Bet you’d like it: New Zealand, the Saudi Arabia of milk, is enjoying a resurgence in popularity among the global herd of investors. With the prospect of a Fed rate hike now looming on the horizon, investors are once again rushing into risky markets they had abandoned for fear of being exposed to weaker Chinese demand. The low U.S. rates have little to do with the amount of Chinese imports or the amount of food or drink its citizens have, but they make investors much more willing to risk cheap dollars in search of money. higher yields in the most remote corners of the world.
The New Zealand dollar, the Kiwi, has climbed 7.5% over the past month. This sparked a rebound in stock prices, which have climbed 3.7% in the past two weeks, with milk-exporting giant Fonterra (ticker:
) gains 2.6%.
The milk market remains a bit sour. Like oil, the world is in the midst of a glut of milk. According to Rabobank, production continues to increase even though large importers are working with massive stocks of powdered milk. Prices are down 7% from a year ago and 50% below their February 2014 high, according to HSBC. Prices have fallen the most in New Zealand, where Rabobank says milk prices are still below the cost of production.
But after falling in August to their lowest level in a decade, prices are rebounding – auction prices for dairy products have jumped 63% since August, according to Bloomberg. As demand in China holds up despite the slowing economy and turbulent stock prices, Rabobank predicts that the milk glut will evaporate by the middle of next year as producers reduce their excess production. This could help stop a dramatic drop in New Zealand exports which saw them fall 18.3% year-on-year in the second quarter.

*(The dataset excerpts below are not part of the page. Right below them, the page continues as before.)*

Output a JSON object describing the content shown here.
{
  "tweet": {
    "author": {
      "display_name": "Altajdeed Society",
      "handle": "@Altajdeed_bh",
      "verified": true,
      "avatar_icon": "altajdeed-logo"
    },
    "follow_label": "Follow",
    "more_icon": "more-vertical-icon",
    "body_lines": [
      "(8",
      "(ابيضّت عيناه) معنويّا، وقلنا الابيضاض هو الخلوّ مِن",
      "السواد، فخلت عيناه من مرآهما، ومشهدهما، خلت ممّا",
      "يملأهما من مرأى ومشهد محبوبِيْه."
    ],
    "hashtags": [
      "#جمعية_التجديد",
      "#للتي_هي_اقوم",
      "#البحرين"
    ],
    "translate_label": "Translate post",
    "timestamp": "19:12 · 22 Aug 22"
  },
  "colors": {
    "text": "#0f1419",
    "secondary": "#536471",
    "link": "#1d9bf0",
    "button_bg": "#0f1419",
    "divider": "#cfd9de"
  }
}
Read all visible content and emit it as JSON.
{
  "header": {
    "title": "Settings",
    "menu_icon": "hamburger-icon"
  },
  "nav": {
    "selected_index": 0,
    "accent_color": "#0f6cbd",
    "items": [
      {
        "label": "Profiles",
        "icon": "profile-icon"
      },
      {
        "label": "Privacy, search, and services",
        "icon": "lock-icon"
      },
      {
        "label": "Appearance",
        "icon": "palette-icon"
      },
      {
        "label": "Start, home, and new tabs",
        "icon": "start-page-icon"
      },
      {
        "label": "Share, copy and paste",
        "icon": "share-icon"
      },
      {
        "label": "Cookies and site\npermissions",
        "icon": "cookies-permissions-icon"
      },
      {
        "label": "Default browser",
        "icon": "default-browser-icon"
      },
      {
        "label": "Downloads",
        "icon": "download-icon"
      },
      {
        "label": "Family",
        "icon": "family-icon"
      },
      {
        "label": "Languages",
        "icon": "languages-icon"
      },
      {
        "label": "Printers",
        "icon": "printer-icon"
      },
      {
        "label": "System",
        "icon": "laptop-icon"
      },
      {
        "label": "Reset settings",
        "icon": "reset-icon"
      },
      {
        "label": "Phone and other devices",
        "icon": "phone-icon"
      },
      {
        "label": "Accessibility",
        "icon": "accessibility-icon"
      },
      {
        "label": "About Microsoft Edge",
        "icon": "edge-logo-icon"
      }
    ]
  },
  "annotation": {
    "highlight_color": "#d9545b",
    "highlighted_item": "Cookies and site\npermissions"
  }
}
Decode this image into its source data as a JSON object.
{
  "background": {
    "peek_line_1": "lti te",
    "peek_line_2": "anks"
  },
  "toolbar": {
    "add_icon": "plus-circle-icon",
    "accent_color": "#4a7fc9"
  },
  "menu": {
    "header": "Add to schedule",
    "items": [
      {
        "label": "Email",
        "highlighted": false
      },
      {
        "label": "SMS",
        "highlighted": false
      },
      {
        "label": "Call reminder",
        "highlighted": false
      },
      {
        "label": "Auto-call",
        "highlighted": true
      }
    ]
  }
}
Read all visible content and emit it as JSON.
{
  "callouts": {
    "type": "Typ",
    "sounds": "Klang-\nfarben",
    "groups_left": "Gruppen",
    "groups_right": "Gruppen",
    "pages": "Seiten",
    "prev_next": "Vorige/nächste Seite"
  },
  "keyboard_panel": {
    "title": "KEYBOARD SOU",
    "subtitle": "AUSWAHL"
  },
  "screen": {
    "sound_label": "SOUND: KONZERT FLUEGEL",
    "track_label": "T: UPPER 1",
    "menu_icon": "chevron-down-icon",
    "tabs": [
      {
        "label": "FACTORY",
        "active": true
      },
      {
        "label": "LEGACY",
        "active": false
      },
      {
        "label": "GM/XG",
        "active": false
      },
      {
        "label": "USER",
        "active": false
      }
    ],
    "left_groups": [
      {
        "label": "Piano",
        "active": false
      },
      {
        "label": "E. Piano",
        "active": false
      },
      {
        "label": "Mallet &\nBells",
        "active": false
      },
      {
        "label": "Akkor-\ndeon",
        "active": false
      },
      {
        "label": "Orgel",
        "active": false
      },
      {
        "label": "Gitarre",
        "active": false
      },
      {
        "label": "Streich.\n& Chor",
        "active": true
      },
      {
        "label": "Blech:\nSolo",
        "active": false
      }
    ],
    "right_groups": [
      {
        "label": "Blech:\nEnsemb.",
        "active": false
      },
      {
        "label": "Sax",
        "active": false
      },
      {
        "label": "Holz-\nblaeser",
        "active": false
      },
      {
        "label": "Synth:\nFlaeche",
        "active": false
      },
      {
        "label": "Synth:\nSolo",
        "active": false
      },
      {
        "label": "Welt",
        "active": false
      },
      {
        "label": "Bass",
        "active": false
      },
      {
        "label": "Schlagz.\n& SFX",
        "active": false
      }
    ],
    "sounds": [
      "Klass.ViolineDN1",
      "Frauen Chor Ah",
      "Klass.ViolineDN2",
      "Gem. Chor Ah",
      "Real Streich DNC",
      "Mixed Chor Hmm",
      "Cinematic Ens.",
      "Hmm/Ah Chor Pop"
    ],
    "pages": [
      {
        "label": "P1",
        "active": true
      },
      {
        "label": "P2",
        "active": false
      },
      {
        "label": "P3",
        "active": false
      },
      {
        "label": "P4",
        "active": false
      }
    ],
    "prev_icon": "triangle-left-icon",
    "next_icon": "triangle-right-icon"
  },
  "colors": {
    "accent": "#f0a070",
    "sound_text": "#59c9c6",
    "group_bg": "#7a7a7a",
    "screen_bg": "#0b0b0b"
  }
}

Another wild card is El Nino. In August, Nomura strategists warned that the periodic weather regime was shaping up to be the most severe since 1950. It could hurt agricultural production and push up food prices, including milk prices. Rabobank warns El Nino could wipe out pastures from Argentina to Australia. And because milk prices are still historically low, farmers are unlikely to compensate for the loss of grass by purchasing animal feed. While that would be bad for most of Asia, it would be great for New Zealand, the world’s largest exporter of dairy products.
New Zealand dairy farmers are also set to benefit from the recently concluded Trans-Pacific Partnership, the comprehensive trade deal between the United States and 11 other Pacific Rim countries. If ratified, New Zealand dairy cows would have access to five new markets, according to Moody’s: Canada, Japan, Mexico, Peru and the United States.
BUT FORGET THE MILK: the outlook for cow juice may not be the main reason to be optimistic about Kiwi. HSBC economist Paul Bloxham notes that even as milk prices fall, tourist arrivals are at record highs, led by a near-tripling over the past five years in the number of Chinese visitors keen to see something rare in China: the sky. Indeed, tourism is poised to overtake dairy this year as New Zealand’s main source of exports. A weaker Kiwi only helped.
Chinese visitors buy more than a lung full of fresh air. While no reliable statistics exist, it’s an open secret in New Zealand that Chinese buyers are helping fuel a real estate boom. Auckland home prices have jumped 24% in the past year, according to Bloxham. This supports a boom in housing construction.
The housing boom is also making it harder for the central bank to cut rates. Economists expect the Reserve Bank of New Zealand to cut interest rates this year – to 2.5% from 2.75% – to spur growth and revive inflation, which the data released today, fell to 0.4% in the third quarter, well below the RBNZ target. between 1% and 3%. Yet markets are still betting the central bank won’t cut, fueling a rally in New Zealand government bonds.
Bloxham believes the RBNZ will cut again this year, which, along with the rise in tourism, should dampen the economy while demand for its major staples remains weak. He expects GDP growth to improve next year to 2.6% from 2.3% this year. While the overall New Zealand market does not look cheap, and the Kiwi remains vulnerable to capital outflows if new fears of a Fed rate hike reappear. But with the cost of currency hedging relatively low compared to many Asian currencies, perhaps now is the time to look for some bargains in the New Zealand stock market before a rate cut gives a new boost. momentum for actions.